If you believe some polls and the news media, Donald Trump's campaign is on a downslide in Iowa, the first state to hold a Republican caucus where a convoluted process begins to select a grand total of up to 30 delegates, just over one percent of the total.
The impact of the Iowa caucus is negligible for a number of reasons, but, because it is the first such vote in the nation, the media believes it should set the agenda for all the rest of the states. That obviously is not the case, yet, two polls, neither of which can actually claim to know for sure exactly who they allegedly interviewed, have concluded that Dr. Ben Carson, whom I respect, has leaped ahead of Trump.
The genesis of this astounding turnaround in the current race for the GOP presidential nomination is in a poll from Quinnipiac University and another from the "highly respected" Des Moines Register newspaper. Actually, the polling method is so shallow in each instance that the number quoted by the media, that is salivating to drive a stake through Trump's heart, could actually be the reverse of what is reported.
In the Register's own words, "The Iowa Poll, conducted October 16-19 … is based on telephone interviews with 401 registered Iowa voters who say they definitely or probably will attend the 2016 Republican caucuses … .
"Questions based on the subsamples of 401 likely Republican caucus attendees each have a maximum margin of error of plus or minus 4.9 percentage points. This means that if this survey were repeated using the same questions and the same methodology, 19 times out of 20, the findings would not vary from the percentages shown here by more than plus or minus 4.9 percentage points." 
In other words, besides the fact that the sampling is pitifully small, these polls were conducted over the phone with people who may or may not have been who they say they are. Similarly, the poll from Quinnipiac University poll has some questionable conclusions.
Quinnipiac says that Carson leads Trump 28 - 20 percent among Iowa likely Republican Caucus participants. A news release on the poll also says, "This compares to the results of a September 11 survey showing Trump at 27 percent with Carson at 21 percent."
But again, check out the methodology. "This RDD telephone survey was conducted from October 14 - 20, 2015 throughout the state of Iowa. Responses are reported for 574 likely Iowa Republican Caucus participants …. This subset of likely Republican caucus -goers has a margin of sampling error of +/ - 4.1 percentage points."
But here is the part I like best. The poll is done on phones and when someone answers a landline, "Interviewers ask to speak with the adult member of the household having the next birthday."
Well that is a foolproof method of determining voter identifications if I ever saw one. Suppose that an interviewer calls my house and asks to speak to the adult who has the next birthday. That would be my wife, but hell will freeze over before she ever answers a poll, so I would just say, "Oh, that's me. Fire away." See how that works?
Meanwhile, Dr. Carson did some Sunday media work, basking in the glow of "front-runner" status, and on Fox News Sunday had an extraordinarily difficult time explaining his proposed changes to Obamacare and Medicare. Carson has said he will repeal Obamacare, as have most Republicans, but adds that he will give wage earners a choice of having their own health insurance account as opposed to letting government bureaucrats determine their future health care.
FOX moderator Chris Wallace seemed unable to get his head around that concept and repeatedly asked Carson to explain how this proposal would work and how it is different from earlier incarnations of Carson's health plans. Carson tried very patiently to explain his plan but Wallace simply was having none of it.
I don't know whether Carson has suddenly lost his communication skills or if Wallace was just have a rough Sunday morning, but the interview went badly for Carson who seemed to be struggling through most of it. Remember when I wrote in my last column, that Carson is next to feel the full weight of negative media? Looks like it started Sunday.

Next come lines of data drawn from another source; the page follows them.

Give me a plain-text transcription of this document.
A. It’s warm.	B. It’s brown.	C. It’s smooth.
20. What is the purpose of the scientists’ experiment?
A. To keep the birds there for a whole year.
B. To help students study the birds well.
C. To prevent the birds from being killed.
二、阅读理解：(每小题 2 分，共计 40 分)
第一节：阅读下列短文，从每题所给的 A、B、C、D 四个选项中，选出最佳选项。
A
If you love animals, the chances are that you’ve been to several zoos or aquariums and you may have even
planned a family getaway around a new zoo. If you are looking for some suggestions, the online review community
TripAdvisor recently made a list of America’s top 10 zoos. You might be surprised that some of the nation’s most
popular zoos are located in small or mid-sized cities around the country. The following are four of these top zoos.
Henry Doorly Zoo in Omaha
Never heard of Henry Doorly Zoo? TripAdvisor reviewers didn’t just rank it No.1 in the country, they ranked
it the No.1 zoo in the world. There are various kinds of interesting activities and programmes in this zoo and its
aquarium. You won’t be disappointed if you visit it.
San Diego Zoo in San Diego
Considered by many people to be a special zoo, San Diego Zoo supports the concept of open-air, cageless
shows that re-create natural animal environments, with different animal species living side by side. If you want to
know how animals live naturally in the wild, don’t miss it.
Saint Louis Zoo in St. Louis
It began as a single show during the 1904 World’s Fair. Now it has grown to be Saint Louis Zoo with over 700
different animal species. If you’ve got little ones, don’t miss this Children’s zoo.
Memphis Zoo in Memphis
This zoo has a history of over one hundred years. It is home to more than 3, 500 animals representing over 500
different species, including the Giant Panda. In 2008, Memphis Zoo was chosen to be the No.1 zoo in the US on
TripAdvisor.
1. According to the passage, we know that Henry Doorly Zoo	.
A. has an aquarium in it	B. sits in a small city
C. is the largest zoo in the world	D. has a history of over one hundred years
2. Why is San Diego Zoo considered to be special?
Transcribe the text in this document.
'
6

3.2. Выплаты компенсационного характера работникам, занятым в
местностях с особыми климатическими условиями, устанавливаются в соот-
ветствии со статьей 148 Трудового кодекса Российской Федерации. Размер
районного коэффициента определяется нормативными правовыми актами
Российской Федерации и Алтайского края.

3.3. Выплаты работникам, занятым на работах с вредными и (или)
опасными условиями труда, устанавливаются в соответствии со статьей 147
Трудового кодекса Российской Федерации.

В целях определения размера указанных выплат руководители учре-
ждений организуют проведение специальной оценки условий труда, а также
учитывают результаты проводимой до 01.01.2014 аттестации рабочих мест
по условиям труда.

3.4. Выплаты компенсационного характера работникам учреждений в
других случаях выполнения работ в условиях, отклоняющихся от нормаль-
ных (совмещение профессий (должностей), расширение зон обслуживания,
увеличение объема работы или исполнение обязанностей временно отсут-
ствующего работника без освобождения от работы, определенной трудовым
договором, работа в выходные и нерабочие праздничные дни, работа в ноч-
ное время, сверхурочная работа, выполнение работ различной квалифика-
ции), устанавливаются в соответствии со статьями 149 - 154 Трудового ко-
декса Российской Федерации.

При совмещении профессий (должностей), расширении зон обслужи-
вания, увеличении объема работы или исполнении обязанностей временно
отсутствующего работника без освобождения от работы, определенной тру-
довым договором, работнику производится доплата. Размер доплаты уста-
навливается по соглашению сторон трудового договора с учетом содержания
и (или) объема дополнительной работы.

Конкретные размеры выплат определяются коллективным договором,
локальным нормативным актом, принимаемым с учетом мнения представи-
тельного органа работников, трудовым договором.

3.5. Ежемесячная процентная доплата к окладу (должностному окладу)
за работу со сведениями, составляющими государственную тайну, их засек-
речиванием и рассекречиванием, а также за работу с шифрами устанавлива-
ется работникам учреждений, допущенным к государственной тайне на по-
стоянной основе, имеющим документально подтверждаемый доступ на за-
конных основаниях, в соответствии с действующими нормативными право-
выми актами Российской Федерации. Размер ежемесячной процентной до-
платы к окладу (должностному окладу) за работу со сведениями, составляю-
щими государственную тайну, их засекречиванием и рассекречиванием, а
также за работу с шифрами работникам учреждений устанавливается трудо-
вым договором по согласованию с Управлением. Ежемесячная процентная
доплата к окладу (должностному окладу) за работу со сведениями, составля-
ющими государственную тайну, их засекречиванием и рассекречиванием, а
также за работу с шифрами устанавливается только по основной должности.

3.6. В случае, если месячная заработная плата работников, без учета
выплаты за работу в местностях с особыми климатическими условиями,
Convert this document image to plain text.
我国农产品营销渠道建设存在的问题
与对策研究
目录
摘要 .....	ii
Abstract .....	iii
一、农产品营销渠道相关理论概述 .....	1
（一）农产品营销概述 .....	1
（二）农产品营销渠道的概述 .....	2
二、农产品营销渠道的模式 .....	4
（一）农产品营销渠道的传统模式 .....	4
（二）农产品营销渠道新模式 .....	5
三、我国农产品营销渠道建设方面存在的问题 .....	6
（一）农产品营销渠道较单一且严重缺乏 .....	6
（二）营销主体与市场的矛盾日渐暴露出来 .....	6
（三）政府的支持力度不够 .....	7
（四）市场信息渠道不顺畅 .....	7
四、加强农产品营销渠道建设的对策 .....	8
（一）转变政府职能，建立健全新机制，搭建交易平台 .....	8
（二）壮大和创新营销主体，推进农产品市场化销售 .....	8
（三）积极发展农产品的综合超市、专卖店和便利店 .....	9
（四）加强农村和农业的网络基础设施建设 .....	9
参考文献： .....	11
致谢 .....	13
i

Oddly, the Iowa caucuses are virtually irrelevant. The results of the caucus are reported to the media which then deserts Iowa usually without explaining that there then will be county, district and state conventions that actually select the Iowa delegates, and they aren't bound in the least to the results of the original caucuses!
Last time around Rick Santorum won the Iowa caucus, for instance, but the media declared Mitt Romney to be the winner, regardless of what the votes showed, and by the time the record was corrected, any momentum Santorum may have garnered dissipated.
As noted previously, the Register poll notes that if the same questions were asked of the same people 20 times, the answers would change by plus or minus 4.9 percent in 19 of those times. The 20th round of questioning apparently is a wild card.
So, does that mean that one time out of 20, people who may or may not plan on attending an Iowa GOP caucus, and may or may not be eligible to vote in said caucus, and may or may not actually vote, could declare by a wide margin, say 85 percent, that they are forever bound to Alfred E. Neuman? Plus or minus 4.9 percent of course. But their votes aren't binding.